The strongest elements of Kendi’s book are the definitions he offers throughout, giving his readers a common language with which to discuss various forms of racism, and his contention that racism derives from policies and the self-interest of the powerful rather than from individuals or ignorance. Accompanying this argument, he calls for a collective realization that the best ways to combat racism is through policy change and through increasing power for the powerless without asking oppressed groups to change or assimilate to satisfy the White power structure. While he returns to this powerful, deeply useful argument throughout How to Be an Antiracist, he also dilutes and muddles his thesis by showing, again and again, how he himself arced from ignorance to education, and how these changes in some ways redeemed him and in some ways pushed him towards seeking further education. While it feels clear what the book aims to be—a concise and accessible guide to antiracist thought—Kendi just doesn’t quite hit the mark, having created instead an over-long, confusing rumination on various aspects of power in our society, how they’ve manifested in his own life and historically, and how he feels passionately called upon to change things for the better.

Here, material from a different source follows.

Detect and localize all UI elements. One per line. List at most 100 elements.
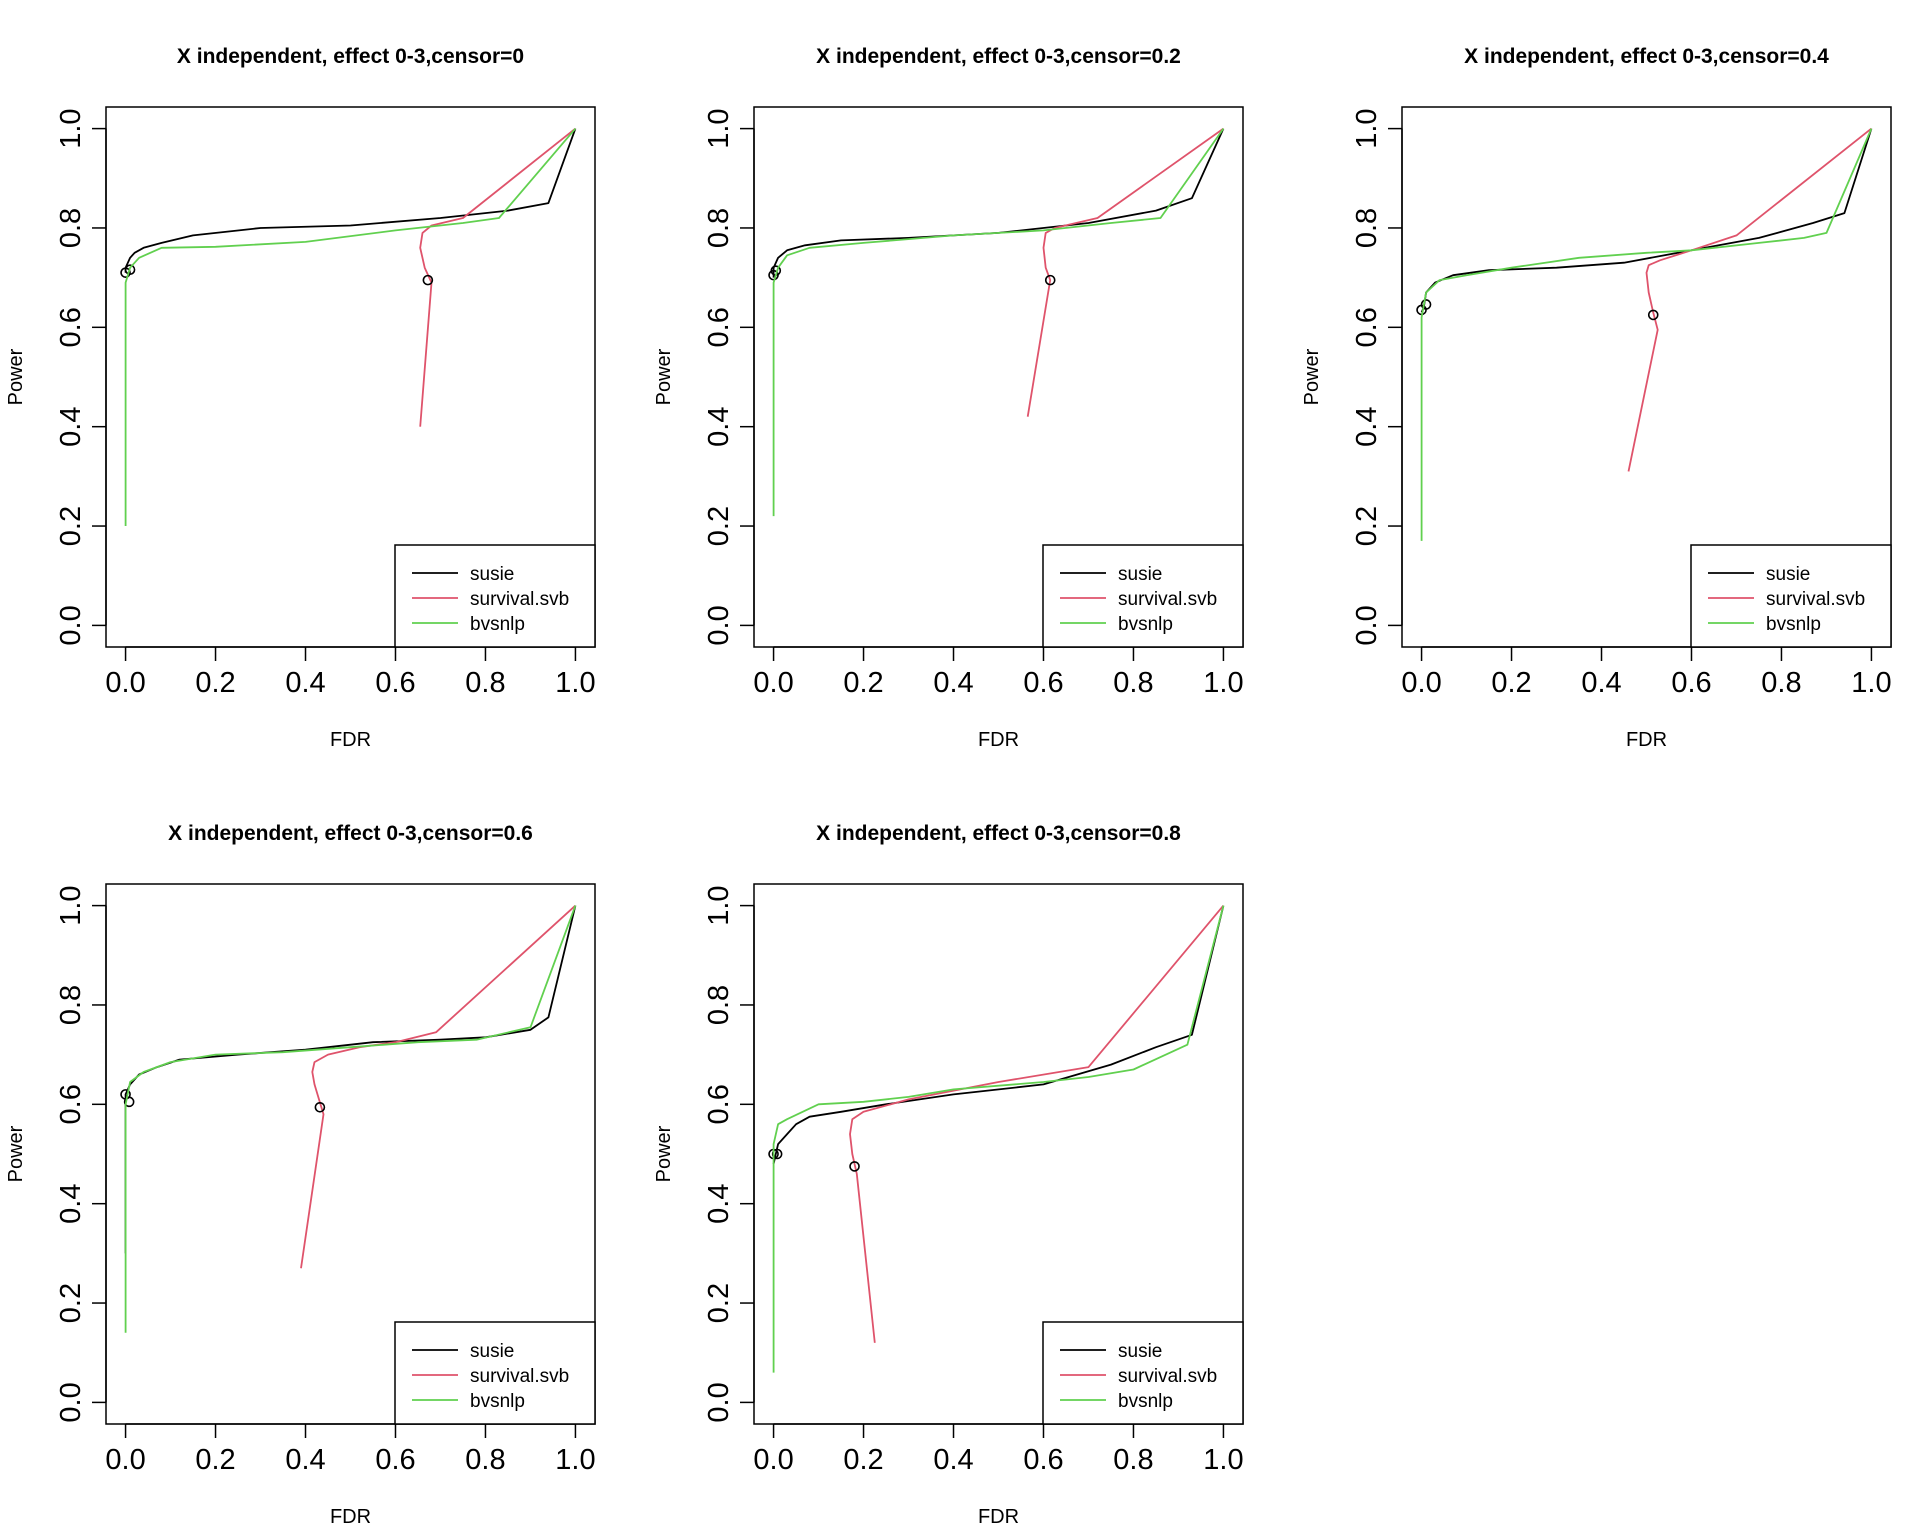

Also, your granular and diverse points of critique are so good for me to think about as an editor! This comes up in our conversations too but very explicit in the review context.
"profound or even useful" lol
After thinking about WLBE again, this book sounds so square--the chronological memoir, the bluntly discreet subjects. It's a different book w a different purpose and all, but yeah. It sounds like the inherent messiness of biography undermined his attempt at bold clarity?